Dauve also claims that he is against imperialism but not anti imperialist
because that would require him to support national liberation movements.
Yet this seems to suggest that he is anti imperialist in words but not
deeds. For example, would he not fight against US bombings and sanctions on
Iraq because this form of anti imperialism supports Saddam Hussein?
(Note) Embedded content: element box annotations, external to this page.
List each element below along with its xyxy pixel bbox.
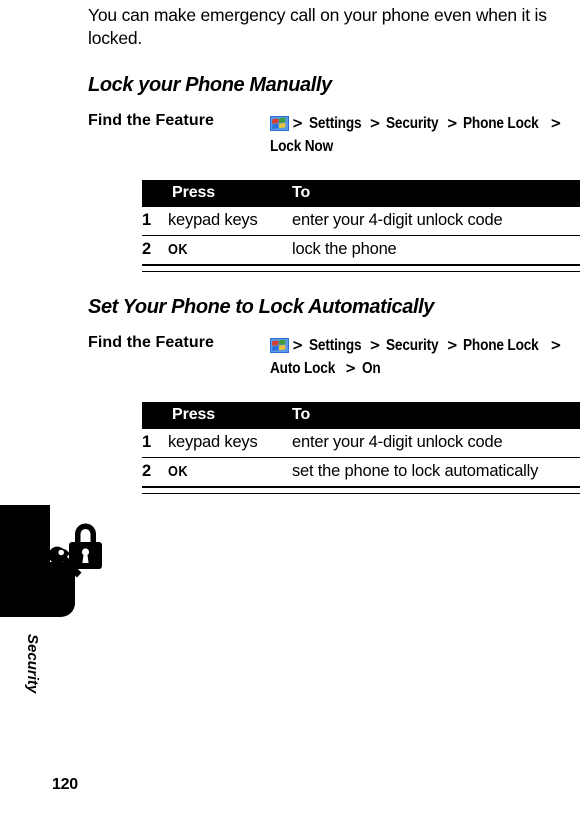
table-row: 1 keypad keys enter your 4-digit unlock …: [142, 207, 580, 236]
table-header-number: [142, 402, 168, 429]
table-header-press: Press: [168, 402, 292, 429]
table-footer-rule-1: [142, 264, 580, 272]
table-header-number: [142, 180, 168, 207]
menu-path-security[interactable]: Security: [386, 335, 439, 357]
table-header-row: Press To: [142, 180, 580, 207]
feature-path-2: > Settings > Security > Phone Lock > Auto L…: [270, 334, 580, 380]
step-number: 1: [142, 207, 168, 236]
path-separator: >: [344, 359, 357, 377]
table-header-press: Press: [168, 180, 292, 207]
step-to: set the phone to lock automatically: [292, 462, 539, 480]
step-press-key: OK: [168, 241, 188, 258]
section-heading-lock-automatically: Set Your Phone to Lock Automatically: [88, 296, 435, 318]
section-heading-lock-manually: Lock your Phone Manually: [88, 74, 332, 96]
step-press: keypad keys: [168, 429, 292, 458]
menu-path-settings[interactable]: Settings: [309, 335, 362, 357]
path-separator: >: [446, 114, 458, 132]
table-header-to: To: [292, 180, 580, 207]
table-row: 1 keypad keys enter your 4-digit unlock …: [142, 429, 580, 458]
menu-path-settings[interactable]: Settings: [309, 113, 362, 135]
find-the-feature-label: Find the Feature: [88, 112, 215, 129]
path-separator: >: [292, 336, 304, 354]
menu-path-lock-now[interactable]: Lock Now: [270, 136, 333, 158]
find-the-feature-block-2: Find the Feature > Settings > Security > P…: [88, 334, 580, 382]
step-press-text: keypad keys: [168, 211, 258, 229]
path-separator: >: [292, 114, 304, 132]
path-separator: >: [550, 336, 562, 354]
intro-paragraph: You can make emergency call on your phon…: [88, 5, 547, 48]
step-press-key: OK: [168, 463, 188, 480]
path-separator: >: [369, 336, 381, 354]
step-to: lock the phone: [292, 240, 397, 258]
main-menu-icon[interactable]: [270, 115, 289, 131]
padlock-key-icon: [48, 521, 106, 583]
table-header-to: To: [292, 402, 580, 429]
page-number: 120: [52, 776, 78, 793]
step-press: keypad keys: [168, 207, 292, 236]
find-the-feature-block-1: Find the Feature > Settings > Security > P…: [88, 112, 580, 160]
side-tab-label: Security: [24, 634, 41, 694]
path-separator: >: [446, 336, 458, 354]
step-press: OK: [168, 458, 292, 487]
table-row: 2 OK set the phone to lock automatically: [142, 458, 580, 487]
menu-path-phone-lock[interactable]: Phone Lock: [463, 335, 539, 357]
find-the-feature-label: Find the Feature: [88, 334, 215, 351]
steps-table-1: Press To 1 keypad keys enter your 4-digi…: [142, 180, 580, 264]
step-to: enter your 4-digit unlock code: [292, 207, 580, 236]
menu-path-security[interactable]: Security: [386, 113, 439, 135]
main-menu-icon[interactable]: [270, 337, 289, 353]
menu-path-phone-lock[interactable]: Phone Lock: [463, 113, 539, 135]
step-to: enter your 4-digit unlock code: [292, 429, 580, 458]
feature-path-1: > Settings > Security > Phone Lock > Lock N…: [270, 112, 580, 158]
path-separator: >: [369, 114, 381, 132]
steps-table-2: Press To 1 keypad keys enter your 4-digi…: [142, 402, 580, 486]
table-header-row: Press To: [142, 402, 580, 429]
table-row: 2 OK lock the phone: [142, 236, 580, 265]
path-separator: >: [550, 114, 562, 132]
page-content: You can make emergency call on your phon…: [88, 0, 580, 494]
step-number: 2: [142, 462, 151, 480]
menu-path-auto-lock[interactable]: Auto Lock: [270, 358, 335, 380]
table-footer-rule-2: [142, 486, 580, 494]
step-press-text: keypad keys: [168, 433, 258, 451]
step-number: 1: [142, 429, 168, 458]
step-number: 2: [142, 240, 151, 258]
menu-path-on[interactable]: On: [362, 358, 381, 380]
step-press: OK: [168, 236, 292, 265]
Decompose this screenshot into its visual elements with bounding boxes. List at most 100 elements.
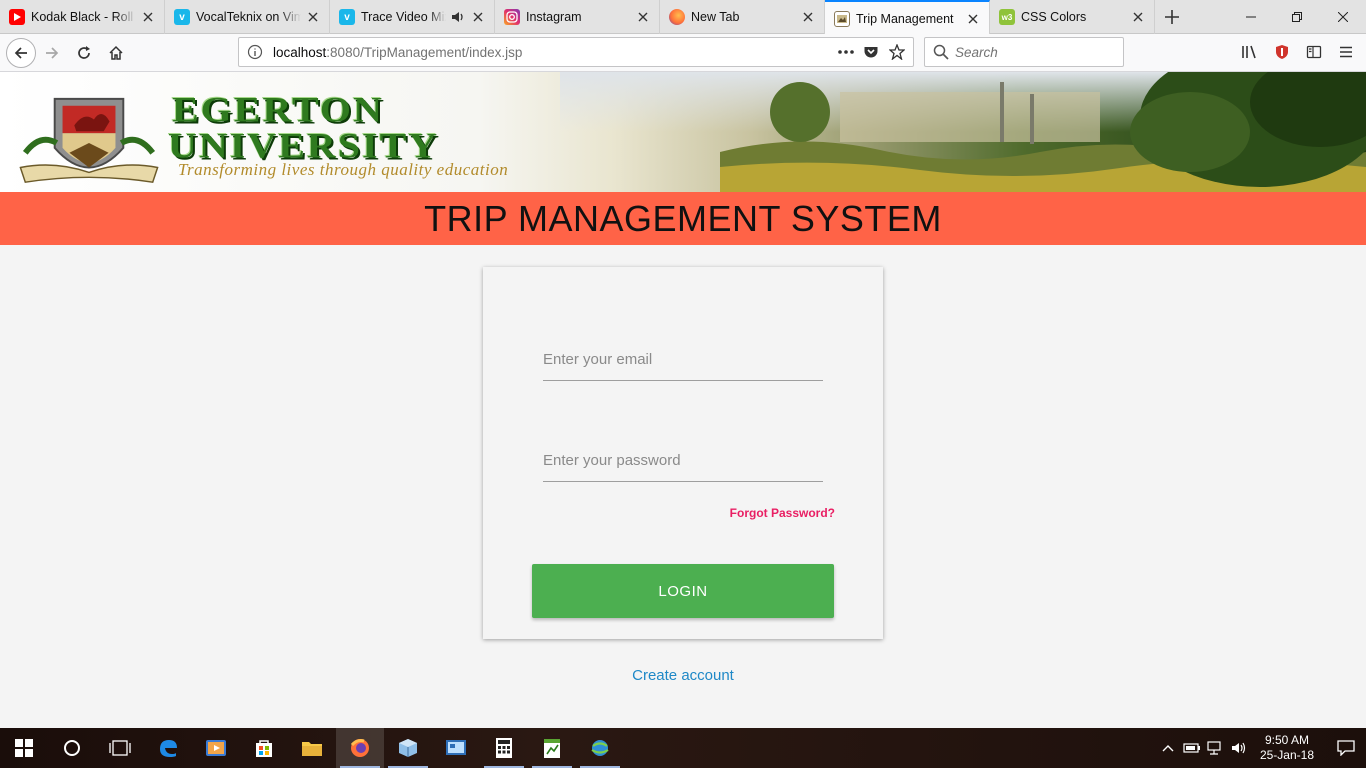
firefox-icon	[350, 739, 369, 757]
tab-new-tab[interactable]: New Tab	[660, 0, 825, 34]
taskbar-network-app[interactable]	[576, 728, 624, 768]
clock-time: 9:50 AM	[1264, 733, 1309, 747]
navigation-toolbar: localhost:8080/TripManagement/index.jsp …	[0, 34, 1366, 72]
action-center-button[interactable]	[1326, 728, 1366, 768]
menu-button[interactable]	[1330, 36, 1362, 68]
library-button[interactable]	[1234, 36, 1266, 68]
close-tab-icon[interactable]	[1130, 9, 1146, 25]
close-tab-icon[interactable]	[965, 11, 981, 27]
clock-date: 25-Jan-18	[1259, 748, 1314, 762]
window-controls	[1228, 0, 1366, 34]
taskbar-edge[interactable]	[144, 728, 192, 768]
speaker-icon[interactable]	[450, 9, 466, 25]
taskbar-notepad-chart[interactable]	[528, 728, 576, 768]
volume-icon	[1231, 742, 1246, 754]
network-icon	[1207, 741, 1221, 755]
edge-icon	[160, 740, 177, 757]
tab-trace-video-mix[interactable]: v Trace Video Mix	[330, 0, 495, 34]
password-field[interactable]	[543, 440, 823, 482]
tab-css-colors[interactable]: w3 CSS Colors	[990, 0, 1155, 34]
minimize-button[interactable]	[1228, 0, 1274, 34]
tab-title: Trace Video Mix	[361, 10, 446, 24]
home-icon	[109, 45, 123, 60]
battery-tray-button[interactable]	[1180, 728, 1204, 768]
page-actions-icon[interactable]	[837, 44, 855, 60]
task-view-button[interactable]	[96, 728, 144, 768]
close-tab-icon[interactable]	[305, 9, 321, 25]
search-icon	[933, 44, 949, 60]
close-tab-icon[interactable]	[140, 9, 156, 25]
start-button[interactable]	[0, 728, 48, 768]
task-view-icon	[109, 740, 131, 756]
taskbar-media-player[interactable]	[192, 728, 240, 768]
tab-instagram[interactable]: Instagram	[495, 0, 660, 34]
tab-title: Trip Management	[856, 11, 954, 26]
tab-kodak-black[interactable]: Kodak Black - Roll In	[0, 0, 165, 34]
media-player-icon	[206, 740, 226, 756]
login-button[interactable]: LOGIN	[532, 564, 834, 618]
create-account-row: Create account	[0, 667, 1366, 684]
campus-photo	[720, 72, 1366, 192]
sidebar-button[interactable]	[1298, 36, 1330, 68]
toolbar-right	[1234, 37, 1366, 67]
network-tray-button[interactable]	[1204, 728, 1228, 768]
show-hidden-icons-button[interactable]	[1156, 728, 1180, 768]
tab-vocalteknix[interactable]: v VocalTeknix on Vimeo	[165, 0, 330, 34]
system-tray: 9:50 AM 25-Jan-18	[1156, 728, 1366, 768]
search-bar[interactable]: Search	[924, 37, 1124, 67]
reload-icon	[78, 45, 90, 59]
battery-icon	[1183, 743, 1200, 753]
tab-title: Instagram	[526, 10, 582, 24]
url-path: :8080/TripManagement/index.jsp	[326, 44, 523, 60]
pocket-icon[interactable]	[863, 44, 879, 60]
bookmark-star-icon[interactable]	[889, 44, 905, 60]
info-icon[interactable]	[247, 44, 263, 60]
taskbar-calculator[interactable]	[480, 728, 528, 768]
vimeo-icon: v	[339, 9, 355, 25]
forgot-password-link[interactable]: Forgot Password?	[730, 506, 835, 520]
taskbar-file-explorer[interactable]	[288, 728, 336, 768]
shield-icon	[1276, 45, 1288, 59]
taskbar-virtualbox[interactable]	[384, 728, 432, 768]
windows-logo-icon	[15, 739, 33, 757]
create-account-link[interactable]: Create account	[632, 667, 734, 684]
restore-button[interactable]	[1274, 0, 1320, 34]
close-tab-icon[interactable]	[635, 9, 651, 25]
title-band: TRIP MANAGEMENT SYSTEM	[0, 192, 1366, 245]
plus-icon	[1165, 9, 1179, 24]
globe-network-icon	[591, 740, 609, 756]
hamburger-icon	[1340, 46, 1352, 58]
forward-button[interactable]	[36, 37, 68, 69]
vimeo-icon: v	[174, 9, 190, 25]
url-bar[interactable]: localhost:8080/TripManagement/index.jsp	[238, 37, 914, 67]
volume-tray-button[interactable]	[1228, 728, 1252, 768]
browser-tab-strip: Kodak Black - Roll In v VocalTeknix on V…	[0, 0, 1366, 35]
university-motto: Transforming lives through quality educa…	[178, 160, 509, 179]
tab-title: Kodak Black - Roll In	[31, 10, 136, 24]
university-crest-logo	[19, 97, 159, 184]
taskbar-firefox[interactable]	[336, 728, 384, 768]
spreadsheet-app-icon	[544, 739, 560, 758]
taskbar-store[interactable]	[240, 728, 288, 768]
back-button[interactable]	[6, 37, 36, 68]
new-tab-button[interactable]	[1155, 0, 1189, 33]
reload-button[interactable]	[68, 37, 100, 69]
taskbar-control-panel[interactable]	[432, 728, 480, 768]
tab-trip-management[interactable]: Trip Management	[825, 0, 990, 35]
firefox-icon	[669, 9, 685, 25]
taskbar-clock[interactable]: 9:50 AM 25-Jan-18	[1260, 733, 1314, 763]
url-text[interactable]: localhost:8080/TripManagement/index.jsp	[273, 45, 837, 60]
calculator-icon	[496, 738, 512, 758]
close-tab-icon[interactable]	[800, 9, 816, 25]
arrow-right-icon	[46, 46, 59, 59]
w3schools-icon: w3	[999, 9, 1015, 25]
close-window-button[interactable]	[1320, 0, 1366, 34]
search-placeholder: Search	[955, 44, 998, 60]
cortana-circle-icon	[64, 740, 80, 756]
close-tab-icon[interactable]	[470, 9, 486, 25]
extension-shield-button[interactable]	[1266, 36, 1298, 68]
cortana-button[interactable]	[48, 728, 96, 768]
page-title: TRIP MANAGEMENT SYSTEM	[424, 197, 942, 239]
home-button[interactable]	[100, 37, 132, 69]
email-field[interactable]	[543, 339, 823, 381]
Many are now agreed that anti racism and most forms of identity politics
grow out of capital's triumph; the left can now only voice minor grievances
and push for small changes and more crumbs. The struggle over the future of
capitalism itself has been taken off the agenda. There is much truth to
this. But the focus (indeed obsession) of some of the left on the
exaggerated divisive powers of anti racists, feminists, and gay
liberationists also suggests a cowardice and intellectual incompetence to
fight capital directly while instead hurling easy insults in this media
blitzed environment against minorities, homosexuals and feminists.

In this sense Duave is completely correct. Our powerlessness manifests
itself in racialized tension, instead of the latter explaining the former.
But anti anti racism is surely no less to blame than the most hyperbolic
forms of anti racism for the weakness of revolutionary forces.

>From my perspective, it's clear that anti anti racism is the bigger
problem. Here I agree with Charles against Duave.